Faculty of Information and Communication Technology, Mahidol University, Nakhon Pathom, Thailand.
Puey Ungphakorn Institute for Economic Research, Bank of Thailand, Bangkok, Thailand.
J Biomed Inform. 2022 Sep;133:104145. doi: 10.1016/j.jbi.2022.104145. Epub 2022 Jul 28.
In many countries, mental health issues are among the most serious public health concerns. National mental health statistics are frequently collected from reported patient cases or government-sponsored surveys, which have restricted coverage, frequency, and timeliness. Many domains of study, including public healthcare and biomedical informatics, have recently adopted social media data as a feasible real-time alternative to traditional methods of gathering representative information at the population level in a variety of contexts. However, because of the limits of fundamental natural language processing tools and labeled corpora in countries with limited natural language resources, such as Thailand, implementing social media systems to monitor mental health signals could be challenging. This paper presents LAPoMM, a novel framework for monitoring real-time mental health indicators from social media data without using labeled datasets in low-resource languages. Specifically, we use cross-lingual methods to train language-agnostic models and validate our framework by examining cross-correlations between the aggregate predicted mental signals and real-world administrative data from Thailand's Department of Mental Health, which includes monthly depression patients and reported cases of suicidal attempts. A combination of a language-agnostic representation and a deep learning classification model outperforms all other cross-lingual techniques for recognizing various mental signals in tweets, such as emotions, sentiments, and suicidal tendencies.
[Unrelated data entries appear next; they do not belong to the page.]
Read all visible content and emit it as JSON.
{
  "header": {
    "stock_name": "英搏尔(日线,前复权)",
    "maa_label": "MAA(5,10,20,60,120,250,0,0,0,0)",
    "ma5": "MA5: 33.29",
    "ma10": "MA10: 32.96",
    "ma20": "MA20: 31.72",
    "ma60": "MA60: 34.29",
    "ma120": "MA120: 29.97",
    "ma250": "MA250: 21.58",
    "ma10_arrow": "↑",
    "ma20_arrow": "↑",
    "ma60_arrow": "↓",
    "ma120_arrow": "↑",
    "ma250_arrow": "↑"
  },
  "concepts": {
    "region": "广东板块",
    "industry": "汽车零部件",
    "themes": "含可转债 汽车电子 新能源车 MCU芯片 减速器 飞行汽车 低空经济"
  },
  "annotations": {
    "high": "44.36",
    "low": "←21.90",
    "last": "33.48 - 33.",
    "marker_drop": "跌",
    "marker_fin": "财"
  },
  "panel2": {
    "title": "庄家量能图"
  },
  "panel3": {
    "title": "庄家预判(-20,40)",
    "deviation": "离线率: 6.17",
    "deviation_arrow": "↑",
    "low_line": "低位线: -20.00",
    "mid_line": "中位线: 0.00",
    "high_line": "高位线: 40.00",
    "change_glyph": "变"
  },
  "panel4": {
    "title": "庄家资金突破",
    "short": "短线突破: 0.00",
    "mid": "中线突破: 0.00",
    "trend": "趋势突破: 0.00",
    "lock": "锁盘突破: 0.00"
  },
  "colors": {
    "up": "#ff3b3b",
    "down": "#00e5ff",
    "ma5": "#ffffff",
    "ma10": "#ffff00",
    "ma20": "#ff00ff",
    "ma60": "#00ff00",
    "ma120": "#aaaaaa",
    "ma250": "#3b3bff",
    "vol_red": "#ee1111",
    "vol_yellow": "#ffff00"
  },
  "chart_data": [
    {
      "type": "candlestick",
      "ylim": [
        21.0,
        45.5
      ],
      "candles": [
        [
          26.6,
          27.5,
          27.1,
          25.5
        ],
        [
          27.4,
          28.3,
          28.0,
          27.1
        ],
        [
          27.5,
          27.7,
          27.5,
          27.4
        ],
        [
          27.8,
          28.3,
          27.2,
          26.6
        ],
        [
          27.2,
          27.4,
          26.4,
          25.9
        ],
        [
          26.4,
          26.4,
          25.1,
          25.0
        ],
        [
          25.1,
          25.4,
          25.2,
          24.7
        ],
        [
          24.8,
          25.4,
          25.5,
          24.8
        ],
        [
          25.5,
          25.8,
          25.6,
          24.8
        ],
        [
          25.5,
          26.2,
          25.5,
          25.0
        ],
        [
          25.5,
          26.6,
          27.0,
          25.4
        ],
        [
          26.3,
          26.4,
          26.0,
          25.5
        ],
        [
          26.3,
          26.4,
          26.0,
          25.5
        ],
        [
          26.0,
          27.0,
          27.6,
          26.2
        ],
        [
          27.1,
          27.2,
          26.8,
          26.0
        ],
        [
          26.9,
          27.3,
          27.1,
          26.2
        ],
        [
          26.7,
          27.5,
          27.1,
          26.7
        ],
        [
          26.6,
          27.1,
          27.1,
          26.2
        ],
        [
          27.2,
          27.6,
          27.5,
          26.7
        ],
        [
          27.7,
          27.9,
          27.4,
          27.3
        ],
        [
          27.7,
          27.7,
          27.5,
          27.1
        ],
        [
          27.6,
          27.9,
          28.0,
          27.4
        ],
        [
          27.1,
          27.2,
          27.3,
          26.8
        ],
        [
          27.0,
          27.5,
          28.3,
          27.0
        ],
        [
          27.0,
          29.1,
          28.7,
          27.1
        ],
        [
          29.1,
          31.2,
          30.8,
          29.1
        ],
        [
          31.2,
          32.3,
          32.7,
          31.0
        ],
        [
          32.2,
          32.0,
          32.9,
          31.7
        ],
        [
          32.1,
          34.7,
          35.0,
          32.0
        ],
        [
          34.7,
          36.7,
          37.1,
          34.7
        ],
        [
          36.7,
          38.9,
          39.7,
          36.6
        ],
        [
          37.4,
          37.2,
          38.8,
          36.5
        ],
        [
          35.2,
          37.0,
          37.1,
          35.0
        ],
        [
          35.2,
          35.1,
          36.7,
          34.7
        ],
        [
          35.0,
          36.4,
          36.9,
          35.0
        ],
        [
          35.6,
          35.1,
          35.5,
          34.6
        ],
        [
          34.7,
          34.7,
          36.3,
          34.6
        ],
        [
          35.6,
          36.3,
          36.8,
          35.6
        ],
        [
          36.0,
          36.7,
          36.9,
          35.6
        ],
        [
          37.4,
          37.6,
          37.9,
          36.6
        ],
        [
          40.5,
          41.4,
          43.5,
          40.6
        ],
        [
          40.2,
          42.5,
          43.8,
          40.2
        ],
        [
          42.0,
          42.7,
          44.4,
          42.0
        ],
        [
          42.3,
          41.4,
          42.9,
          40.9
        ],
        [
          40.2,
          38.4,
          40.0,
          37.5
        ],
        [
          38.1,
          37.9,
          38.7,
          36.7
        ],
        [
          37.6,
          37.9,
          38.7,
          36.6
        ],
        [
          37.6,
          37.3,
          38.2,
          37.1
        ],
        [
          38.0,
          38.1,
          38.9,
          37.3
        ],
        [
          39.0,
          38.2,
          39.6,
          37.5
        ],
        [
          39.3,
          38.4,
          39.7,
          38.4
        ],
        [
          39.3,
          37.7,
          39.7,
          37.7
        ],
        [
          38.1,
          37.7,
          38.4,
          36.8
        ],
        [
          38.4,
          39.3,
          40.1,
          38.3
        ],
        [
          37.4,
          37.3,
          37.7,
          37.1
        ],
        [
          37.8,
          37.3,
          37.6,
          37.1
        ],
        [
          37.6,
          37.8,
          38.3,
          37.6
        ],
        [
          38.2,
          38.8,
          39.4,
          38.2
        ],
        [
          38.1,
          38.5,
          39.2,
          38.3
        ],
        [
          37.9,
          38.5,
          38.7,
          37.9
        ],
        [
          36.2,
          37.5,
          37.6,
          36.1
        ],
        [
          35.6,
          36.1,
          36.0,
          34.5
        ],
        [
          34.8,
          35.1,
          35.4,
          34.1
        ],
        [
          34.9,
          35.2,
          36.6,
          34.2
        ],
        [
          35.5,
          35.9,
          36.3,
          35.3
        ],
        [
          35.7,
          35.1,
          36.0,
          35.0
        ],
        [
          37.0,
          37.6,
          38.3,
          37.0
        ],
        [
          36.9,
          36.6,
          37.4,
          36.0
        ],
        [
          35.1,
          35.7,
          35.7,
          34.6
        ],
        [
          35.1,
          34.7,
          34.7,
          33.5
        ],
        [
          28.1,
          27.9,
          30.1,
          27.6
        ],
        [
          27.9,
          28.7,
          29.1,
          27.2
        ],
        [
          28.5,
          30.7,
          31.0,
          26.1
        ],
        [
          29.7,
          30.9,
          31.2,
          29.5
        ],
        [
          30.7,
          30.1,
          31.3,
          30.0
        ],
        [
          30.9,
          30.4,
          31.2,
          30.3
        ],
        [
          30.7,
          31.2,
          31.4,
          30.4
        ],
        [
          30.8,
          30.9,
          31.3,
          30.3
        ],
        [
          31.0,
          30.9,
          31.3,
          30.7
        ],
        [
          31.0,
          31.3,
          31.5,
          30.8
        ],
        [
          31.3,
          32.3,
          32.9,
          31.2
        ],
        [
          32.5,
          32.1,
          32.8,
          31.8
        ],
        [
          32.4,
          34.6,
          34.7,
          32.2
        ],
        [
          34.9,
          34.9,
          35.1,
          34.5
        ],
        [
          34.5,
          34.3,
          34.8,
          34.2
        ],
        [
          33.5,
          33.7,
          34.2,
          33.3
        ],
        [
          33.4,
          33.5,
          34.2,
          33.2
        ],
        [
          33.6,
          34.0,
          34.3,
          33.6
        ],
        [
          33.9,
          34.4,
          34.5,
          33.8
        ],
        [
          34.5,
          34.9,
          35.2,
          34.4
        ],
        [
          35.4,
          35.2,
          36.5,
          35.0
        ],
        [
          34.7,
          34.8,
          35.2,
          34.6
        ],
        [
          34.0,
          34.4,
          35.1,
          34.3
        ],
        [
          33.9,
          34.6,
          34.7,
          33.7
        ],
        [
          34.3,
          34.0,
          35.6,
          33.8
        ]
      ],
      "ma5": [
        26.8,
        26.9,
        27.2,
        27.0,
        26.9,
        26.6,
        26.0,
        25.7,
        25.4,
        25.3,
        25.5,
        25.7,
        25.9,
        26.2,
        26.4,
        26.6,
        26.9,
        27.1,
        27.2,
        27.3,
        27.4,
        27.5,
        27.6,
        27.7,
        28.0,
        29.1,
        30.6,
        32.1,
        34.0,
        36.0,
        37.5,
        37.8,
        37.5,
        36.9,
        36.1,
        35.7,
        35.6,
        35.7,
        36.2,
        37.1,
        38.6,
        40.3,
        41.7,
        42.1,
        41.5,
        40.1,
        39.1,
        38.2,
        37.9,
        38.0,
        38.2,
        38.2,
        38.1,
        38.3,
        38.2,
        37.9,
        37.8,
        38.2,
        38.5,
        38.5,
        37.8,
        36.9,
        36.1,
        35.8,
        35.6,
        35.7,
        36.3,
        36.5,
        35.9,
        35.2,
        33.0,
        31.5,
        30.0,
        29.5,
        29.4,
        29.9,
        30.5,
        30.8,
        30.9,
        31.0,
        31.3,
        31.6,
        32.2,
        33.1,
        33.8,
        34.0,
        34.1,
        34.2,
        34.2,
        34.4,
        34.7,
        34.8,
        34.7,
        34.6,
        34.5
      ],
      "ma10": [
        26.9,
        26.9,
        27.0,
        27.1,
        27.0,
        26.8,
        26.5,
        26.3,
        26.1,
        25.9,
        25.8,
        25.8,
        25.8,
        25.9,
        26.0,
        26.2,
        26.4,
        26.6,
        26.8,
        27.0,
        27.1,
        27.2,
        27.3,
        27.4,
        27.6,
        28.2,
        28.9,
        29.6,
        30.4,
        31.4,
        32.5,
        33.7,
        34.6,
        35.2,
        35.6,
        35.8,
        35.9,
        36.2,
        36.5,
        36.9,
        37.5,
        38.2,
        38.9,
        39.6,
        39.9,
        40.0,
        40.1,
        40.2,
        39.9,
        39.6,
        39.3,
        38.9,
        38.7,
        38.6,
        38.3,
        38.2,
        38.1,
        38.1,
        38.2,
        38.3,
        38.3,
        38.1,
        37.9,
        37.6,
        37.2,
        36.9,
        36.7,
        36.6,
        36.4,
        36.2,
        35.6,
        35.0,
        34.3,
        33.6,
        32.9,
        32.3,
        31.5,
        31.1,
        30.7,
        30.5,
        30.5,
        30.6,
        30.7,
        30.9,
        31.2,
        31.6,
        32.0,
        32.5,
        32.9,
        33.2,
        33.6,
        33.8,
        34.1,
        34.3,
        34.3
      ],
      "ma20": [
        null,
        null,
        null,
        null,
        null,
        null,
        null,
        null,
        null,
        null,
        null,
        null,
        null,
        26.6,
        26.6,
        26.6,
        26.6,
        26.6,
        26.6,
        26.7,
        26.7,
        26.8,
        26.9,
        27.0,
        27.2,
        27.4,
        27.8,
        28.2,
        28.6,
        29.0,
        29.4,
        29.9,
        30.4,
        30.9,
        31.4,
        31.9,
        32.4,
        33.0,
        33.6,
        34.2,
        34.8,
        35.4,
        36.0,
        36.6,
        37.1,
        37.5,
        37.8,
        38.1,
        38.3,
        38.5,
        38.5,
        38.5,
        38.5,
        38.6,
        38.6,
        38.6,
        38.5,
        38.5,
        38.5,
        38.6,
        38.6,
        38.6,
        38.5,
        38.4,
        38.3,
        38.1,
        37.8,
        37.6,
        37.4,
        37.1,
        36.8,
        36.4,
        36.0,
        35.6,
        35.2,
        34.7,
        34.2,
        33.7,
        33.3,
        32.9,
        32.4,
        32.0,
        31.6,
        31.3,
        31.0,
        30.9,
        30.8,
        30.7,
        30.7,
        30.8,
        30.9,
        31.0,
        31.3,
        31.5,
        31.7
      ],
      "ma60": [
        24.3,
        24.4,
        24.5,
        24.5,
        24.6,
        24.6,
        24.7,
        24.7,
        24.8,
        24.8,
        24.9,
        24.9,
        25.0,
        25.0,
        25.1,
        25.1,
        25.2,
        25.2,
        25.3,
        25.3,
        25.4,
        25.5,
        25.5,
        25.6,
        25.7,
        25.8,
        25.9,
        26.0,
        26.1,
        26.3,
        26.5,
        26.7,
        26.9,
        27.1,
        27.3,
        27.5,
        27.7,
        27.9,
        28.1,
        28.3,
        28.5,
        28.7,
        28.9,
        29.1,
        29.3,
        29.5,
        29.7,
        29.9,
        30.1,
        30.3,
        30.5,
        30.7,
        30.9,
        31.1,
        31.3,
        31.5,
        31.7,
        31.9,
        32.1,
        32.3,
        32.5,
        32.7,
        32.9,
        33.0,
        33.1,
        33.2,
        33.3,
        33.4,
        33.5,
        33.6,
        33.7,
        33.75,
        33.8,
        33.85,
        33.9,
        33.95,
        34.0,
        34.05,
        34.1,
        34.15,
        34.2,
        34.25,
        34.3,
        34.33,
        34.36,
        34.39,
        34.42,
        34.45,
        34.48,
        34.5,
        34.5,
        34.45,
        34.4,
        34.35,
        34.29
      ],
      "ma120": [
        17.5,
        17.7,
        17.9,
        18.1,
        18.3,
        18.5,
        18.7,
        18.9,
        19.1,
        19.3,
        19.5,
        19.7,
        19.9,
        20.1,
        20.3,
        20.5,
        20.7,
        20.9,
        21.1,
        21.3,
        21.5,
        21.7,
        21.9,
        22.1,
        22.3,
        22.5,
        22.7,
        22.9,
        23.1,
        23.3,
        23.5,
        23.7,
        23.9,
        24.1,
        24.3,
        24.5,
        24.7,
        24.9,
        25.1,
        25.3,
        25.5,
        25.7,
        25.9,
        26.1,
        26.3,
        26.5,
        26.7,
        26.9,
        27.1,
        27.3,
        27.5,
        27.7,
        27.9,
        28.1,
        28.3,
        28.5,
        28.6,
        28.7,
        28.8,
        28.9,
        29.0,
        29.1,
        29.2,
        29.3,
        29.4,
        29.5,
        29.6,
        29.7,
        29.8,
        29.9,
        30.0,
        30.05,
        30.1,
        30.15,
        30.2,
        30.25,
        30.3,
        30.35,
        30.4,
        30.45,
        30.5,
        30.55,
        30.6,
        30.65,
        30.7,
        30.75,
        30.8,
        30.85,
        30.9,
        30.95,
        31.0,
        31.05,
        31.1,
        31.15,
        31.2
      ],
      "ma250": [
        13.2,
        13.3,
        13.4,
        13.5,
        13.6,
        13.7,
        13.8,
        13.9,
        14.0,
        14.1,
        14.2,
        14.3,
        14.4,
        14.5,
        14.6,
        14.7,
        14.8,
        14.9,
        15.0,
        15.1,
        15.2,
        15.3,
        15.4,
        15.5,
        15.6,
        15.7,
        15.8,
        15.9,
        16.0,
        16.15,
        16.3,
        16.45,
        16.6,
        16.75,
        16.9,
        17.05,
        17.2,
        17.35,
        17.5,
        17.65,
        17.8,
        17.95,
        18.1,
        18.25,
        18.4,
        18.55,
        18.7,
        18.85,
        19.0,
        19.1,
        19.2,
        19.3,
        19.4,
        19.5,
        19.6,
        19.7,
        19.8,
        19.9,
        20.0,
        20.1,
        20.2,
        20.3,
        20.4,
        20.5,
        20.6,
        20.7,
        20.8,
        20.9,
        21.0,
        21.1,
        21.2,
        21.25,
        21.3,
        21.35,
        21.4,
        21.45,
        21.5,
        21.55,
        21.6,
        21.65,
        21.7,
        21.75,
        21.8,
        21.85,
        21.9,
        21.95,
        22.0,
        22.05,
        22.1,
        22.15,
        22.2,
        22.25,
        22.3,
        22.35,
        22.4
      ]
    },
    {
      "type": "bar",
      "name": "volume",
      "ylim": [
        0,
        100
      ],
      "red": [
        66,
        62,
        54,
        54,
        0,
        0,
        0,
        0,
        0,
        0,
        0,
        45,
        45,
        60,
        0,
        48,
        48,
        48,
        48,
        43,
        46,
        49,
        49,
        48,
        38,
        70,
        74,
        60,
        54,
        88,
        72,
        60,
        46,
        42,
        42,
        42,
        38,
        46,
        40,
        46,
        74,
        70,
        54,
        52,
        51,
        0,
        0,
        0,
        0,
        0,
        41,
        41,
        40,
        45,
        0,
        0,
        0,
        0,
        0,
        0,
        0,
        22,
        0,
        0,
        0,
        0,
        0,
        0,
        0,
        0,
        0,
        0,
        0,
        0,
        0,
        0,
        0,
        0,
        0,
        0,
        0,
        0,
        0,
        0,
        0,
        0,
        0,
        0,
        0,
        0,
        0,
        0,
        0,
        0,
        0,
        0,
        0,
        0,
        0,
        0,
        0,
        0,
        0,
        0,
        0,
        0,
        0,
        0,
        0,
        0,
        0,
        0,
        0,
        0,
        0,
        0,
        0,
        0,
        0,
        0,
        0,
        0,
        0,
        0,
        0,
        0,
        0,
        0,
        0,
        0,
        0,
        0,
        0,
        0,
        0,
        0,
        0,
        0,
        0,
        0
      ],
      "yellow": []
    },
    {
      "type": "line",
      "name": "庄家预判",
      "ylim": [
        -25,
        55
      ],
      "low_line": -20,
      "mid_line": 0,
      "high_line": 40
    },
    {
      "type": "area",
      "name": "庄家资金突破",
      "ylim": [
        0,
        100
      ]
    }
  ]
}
The correlation analyses discover a strong positive relationship between actual depression cases and the predicted negative sentiment signals as well as suicide attempts and negative signals (e.g., fear, sadness, and disgust) and suicidal tendency. These findings establish the effectiveness of our proposed framework and its potential applications in monitoring population-level mental health using large-scale social media data. Furthermore, because the language-agnostic model utilized in the methodology is capable of supporting a wide range of languages, the proposed LAPoMM framework can be easily generalized for analogous applications in other countries with limited language resources.
在许多国家,心理健康问题是最严重的公共卫生问题之一。国家心理健康统计数据通常是从报告的患者病例或政府资助的调查中收集的,这些数据的覆盖范围、频率和及时性都受到限制。包括公共卫生保健和生物医学信息学在内的许多研究领域最近都采用了社交媒体数据作为一种可行的替代传统方法,以便在各种情况下实时收集具有代表性的人群信息。然而,由于基本自然语言处理工具和标签语料库的限制,以及在自然语言资源有限的国家(如泰国),实施社交媒体系统来监测心理健康信号可能具有挑战性。本文提出了 LAPoMM,这是一种从社交媒体数据中监测实时心理健康指标的新框架,而无需在低资源语言中使用标记数据集。具体来说,我们使用跨语言方法来训练语言不可知模型,并通过检查汇总预测的心理健康信号与泰国心理健康部的实际行政数据之间的交叉相关性来验证我们的框架,该数据包括每月的抑郁症患者和自杀未遂报告病例。语言不可知表示和深度学习分类模型的组合在识别推文中的各种心理健康信号(例如情绪、情感和自杀倾向)方面优于所有其他跨语言技术。相关分析发现,实际的抑郁症病例与预测的负面情绪信号以及自杀未遂与负面信号(例如恐惧、悲伤和厌恶)和自杀倾向之间存在很强的正相关关系。这些发现确立了我们提出的框架的有效性及其在使用大规模社交媒体数据监测人群心理健康方面的潜在应用。此外,由于该方法中使用的语言不可知模型能够支持多种语言,因此所提出的 LAPoMM 框架可以很容易地推广到其他语言资源有限的国家的类似应用中。